Second Place
- First edition cover (Farrar, Straus & Giroux, 2021)
- Author: Rachel Cusk
- Audio read by: Kate Fleetwood
- Language: English
- Publisher: Farrar, Straus & Giroux (US) Faber and Faber (UK)
- Publication date: 4 May 2021 (US) 6 May 2021 (UK)
- Publication place: United Kingdom
- Media type: Print (hardback), e-book, audio
- Pages: 192 (US) 224 (UK)
- ISBN: 978-0-374-90778-5 (US first edition hardback) 978-0-571-36629-3 (UK first edition hardback)
- OCLC: 1182584680
- Dewey Decimal: 823/.914
- LC Class: PR6053.U825 S43 2021

= Second Place (novel) =

2021 novel by Rachel Cusk

Second Place is a 2021 novel by Rachel Cusk.

== Premise ==
A female narrator, M, invites a famous painter, L, to use her guesthouse on the English coast marshlands where she lives with her family. It is inspired by Mabel Dodge Luhan's 1932 memoir Lorenzo in Taos, about the writer D. H. Lawrence's early 1920s sojourn in Taos, New Mexico.

== Reception ==
In its starred review, Kirkus Reviews wrote that Cusk's "brilliant prose and piercing insights convey a dark but compelling view of human nature." Publishers Weekly, in its starred review, wrote, "There is the erudition of the author's Outline trilogy here, but with a tightly contained dramatic narrative."

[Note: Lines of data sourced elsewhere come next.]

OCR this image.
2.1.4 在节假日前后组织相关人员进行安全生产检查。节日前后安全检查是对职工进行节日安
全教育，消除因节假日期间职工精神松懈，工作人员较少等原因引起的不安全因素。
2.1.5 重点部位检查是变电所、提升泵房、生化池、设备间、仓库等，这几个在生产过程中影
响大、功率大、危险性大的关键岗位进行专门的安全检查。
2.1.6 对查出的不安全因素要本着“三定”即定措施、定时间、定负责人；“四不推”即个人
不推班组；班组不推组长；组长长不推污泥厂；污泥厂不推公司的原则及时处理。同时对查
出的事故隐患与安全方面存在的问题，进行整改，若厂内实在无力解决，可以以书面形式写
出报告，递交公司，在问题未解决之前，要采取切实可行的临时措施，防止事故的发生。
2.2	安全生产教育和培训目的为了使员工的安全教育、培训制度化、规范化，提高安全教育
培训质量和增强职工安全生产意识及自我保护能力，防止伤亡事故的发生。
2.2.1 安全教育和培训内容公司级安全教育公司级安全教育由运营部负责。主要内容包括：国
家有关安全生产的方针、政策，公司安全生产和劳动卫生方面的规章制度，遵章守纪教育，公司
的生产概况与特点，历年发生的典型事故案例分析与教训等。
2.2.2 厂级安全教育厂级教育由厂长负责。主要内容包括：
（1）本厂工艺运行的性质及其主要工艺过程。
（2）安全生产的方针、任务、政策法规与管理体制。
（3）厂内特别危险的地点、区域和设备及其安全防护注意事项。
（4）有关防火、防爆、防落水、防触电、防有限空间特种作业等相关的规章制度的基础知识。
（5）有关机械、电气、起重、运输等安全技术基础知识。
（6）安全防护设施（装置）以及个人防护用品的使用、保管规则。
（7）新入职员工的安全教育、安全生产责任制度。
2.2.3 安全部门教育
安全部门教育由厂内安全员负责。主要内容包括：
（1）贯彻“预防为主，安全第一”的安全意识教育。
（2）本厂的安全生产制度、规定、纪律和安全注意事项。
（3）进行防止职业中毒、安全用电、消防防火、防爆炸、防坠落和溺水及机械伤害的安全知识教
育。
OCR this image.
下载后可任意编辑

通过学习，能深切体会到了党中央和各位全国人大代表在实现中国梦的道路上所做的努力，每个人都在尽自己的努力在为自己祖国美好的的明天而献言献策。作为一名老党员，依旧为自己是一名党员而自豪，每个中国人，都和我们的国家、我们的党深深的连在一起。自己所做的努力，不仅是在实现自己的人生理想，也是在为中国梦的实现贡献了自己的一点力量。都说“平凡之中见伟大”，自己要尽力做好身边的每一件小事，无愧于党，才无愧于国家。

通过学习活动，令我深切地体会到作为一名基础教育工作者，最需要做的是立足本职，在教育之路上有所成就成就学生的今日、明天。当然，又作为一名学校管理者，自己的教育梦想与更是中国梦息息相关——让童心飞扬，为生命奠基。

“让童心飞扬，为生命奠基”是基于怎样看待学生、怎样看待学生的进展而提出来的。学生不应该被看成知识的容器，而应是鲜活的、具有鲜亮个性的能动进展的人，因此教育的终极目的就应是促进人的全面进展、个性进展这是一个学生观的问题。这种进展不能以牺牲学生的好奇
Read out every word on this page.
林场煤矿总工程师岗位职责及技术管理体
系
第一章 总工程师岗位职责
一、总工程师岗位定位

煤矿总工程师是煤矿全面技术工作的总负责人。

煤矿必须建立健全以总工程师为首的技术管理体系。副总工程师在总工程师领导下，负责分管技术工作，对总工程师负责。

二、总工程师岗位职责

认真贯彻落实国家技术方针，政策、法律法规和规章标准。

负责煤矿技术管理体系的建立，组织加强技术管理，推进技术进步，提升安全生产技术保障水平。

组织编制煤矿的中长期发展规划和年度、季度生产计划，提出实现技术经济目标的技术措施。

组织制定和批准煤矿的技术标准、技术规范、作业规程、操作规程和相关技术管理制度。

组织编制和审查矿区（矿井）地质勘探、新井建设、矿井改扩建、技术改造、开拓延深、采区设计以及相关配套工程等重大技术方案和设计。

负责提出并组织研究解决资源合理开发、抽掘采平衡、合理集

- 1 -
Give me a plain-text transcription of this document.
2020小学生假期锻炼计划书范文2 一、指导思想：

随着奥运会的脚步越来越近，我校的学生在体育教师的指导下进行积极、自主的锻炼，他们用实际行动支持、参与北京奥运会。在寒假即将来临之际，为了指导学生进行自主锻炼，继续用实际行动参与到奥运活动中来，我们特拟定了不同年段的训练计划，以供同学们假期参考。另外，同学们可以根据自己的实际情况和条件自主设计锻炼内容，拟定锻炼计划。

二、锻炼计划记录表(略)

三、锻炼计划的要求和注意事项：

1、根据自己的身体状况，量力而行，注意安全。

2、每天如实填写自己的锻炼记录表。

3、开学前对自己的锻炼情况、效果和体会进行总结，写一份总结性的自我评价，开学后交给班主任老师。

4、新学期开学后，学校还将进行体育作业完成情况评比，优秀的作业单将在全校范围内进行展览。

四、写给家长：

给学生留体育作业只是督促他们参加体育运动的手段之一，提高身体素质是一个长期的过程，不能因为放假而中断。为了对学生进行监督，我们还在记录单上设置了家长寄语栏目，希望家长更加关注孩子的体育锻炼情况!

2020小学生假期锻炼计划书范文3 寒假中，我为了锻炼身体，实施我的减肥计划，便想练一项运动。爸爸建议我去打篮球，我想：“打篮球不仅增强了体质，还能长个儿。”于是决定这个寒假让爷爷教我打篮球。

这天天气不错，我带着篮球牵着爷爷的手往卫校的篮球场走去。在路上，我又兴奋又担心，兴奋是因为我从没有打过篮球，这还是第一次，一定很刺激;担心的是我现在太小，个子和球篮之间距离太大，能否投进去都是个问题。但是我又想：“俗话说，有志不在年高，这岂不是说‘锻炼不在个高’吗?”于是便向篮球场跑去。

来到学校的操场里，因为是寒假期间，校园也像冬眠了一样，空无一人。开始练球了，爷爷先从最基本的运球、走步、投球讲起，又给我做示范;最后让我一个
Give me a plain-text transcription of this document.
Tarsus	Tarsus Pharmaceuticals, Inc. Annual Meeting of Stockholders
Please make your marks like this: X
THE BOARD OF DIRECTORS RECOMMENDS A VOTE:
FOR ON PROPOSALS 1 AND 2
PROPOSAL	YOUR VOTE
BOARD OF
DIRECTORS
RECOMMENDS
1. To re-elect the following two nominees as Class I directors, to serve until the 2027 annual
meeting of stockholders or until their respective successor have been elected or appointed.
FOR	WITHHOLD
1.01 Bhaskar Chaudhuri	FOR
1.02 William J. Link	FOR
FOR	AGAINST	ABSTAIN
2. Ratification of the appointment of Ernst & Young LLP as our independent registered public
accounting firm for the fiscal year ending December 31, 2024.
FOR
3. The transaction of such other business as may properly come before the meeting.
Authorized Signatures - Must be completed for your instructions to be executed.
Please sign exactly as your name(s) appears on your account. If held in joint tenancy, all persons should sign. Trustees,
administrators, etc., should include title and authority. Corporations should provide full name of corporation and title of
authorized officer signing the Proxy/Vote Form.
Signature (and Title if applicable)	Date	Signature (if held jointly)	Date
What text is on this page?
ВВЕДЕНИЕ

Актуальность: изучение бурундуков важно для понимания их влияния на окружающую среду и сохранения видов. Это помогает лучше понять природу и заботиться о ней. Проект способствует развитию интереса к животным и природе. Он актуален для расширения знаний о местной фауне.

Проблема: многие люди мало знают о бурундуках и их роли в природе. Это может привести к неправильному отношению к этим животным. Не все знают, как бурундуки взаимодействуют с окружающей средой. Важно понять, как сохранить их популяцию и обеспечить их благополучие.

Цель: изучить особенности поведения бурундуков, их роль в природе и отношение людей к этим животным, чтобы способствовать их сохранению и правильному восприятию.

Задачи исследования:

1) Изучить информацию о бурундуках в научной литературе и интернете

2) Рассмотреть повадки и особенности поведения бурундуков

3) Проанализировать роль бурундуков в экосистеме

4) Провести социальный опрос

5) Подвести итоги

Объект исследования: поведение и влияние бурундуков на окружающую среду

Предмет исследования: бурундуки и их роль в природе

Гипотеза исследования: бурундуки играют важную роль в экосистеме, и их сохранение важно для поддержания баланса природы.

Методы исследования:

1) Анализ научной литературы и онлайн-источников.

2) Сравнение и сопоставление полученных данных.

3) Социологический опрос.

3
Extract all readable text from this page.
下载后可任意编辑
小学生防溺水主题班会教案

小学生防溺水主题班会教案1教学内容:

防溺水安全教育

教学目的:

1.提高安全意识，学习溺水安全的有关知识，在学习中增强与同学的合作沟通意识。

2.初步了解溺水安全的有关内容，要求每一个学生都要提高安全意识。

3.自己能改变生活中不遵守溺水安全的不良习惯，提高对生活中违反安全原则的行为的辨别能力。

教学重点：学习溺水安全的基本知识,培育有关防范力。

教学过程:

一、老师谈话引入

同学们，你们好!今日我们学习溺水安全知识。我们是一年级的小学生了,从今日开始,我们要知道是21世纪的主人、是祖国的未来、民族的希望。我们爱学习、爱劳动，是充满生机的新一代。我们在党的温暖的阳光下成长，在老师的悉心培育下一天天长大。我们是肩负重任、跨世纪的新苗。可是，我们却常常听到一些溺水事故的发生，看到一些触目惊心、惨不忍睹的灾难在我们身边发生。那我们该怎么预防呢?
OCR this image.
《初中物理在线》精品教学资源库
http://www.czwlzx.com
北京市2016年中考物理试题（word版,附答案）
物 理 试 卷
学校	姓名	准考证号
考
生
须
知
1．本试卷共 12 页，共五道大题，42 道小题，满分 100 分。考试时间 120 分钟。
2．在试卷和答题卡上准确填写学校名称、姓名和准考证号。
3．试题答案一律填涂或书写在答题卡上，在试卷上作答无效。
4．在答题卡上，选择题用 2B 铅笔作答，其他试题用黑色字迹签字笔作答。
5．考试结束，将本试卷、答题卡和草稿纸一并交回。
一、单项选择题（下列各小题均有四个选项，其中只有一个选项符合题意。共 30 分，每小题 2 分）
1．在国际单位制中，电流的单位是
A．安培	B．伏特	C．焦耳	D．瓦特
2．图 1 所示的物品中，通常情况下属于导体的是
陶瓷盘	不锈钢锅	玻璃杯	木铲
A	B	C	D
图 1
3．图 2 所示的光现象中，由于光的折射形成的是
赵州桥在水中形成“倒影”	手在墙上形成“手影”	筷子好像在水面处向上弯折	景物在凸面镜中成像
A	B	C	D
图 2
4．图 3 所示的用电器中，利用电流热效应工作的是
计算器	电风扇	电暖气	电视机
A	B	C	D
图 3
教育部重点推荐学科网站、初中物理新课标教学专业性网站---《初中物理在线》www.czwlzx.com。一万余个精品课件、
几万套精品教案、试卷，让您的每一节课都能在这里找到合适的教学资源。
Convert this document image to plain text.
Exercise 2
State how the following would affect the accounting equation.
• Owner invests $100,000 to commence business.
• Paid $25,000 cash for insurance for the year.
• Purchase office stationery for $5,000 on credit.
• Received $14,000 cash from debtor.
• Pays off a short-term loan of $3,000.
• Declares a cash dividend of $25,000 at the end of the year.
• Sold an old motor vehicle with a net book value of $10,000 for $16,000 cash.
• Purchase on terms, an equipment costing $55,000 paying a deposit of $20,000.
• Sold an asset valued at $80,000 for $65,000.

The novel was longlisted for the 2021 Booker Prize, a finalist for the National Book Critics Circle Award for Fiction, and shortlisted for the Governor General's Award for English-language fiction at the 2021 Governor General's Awards. Blandine Longre's French translation was awarded the 2022 Prix Femina étranger.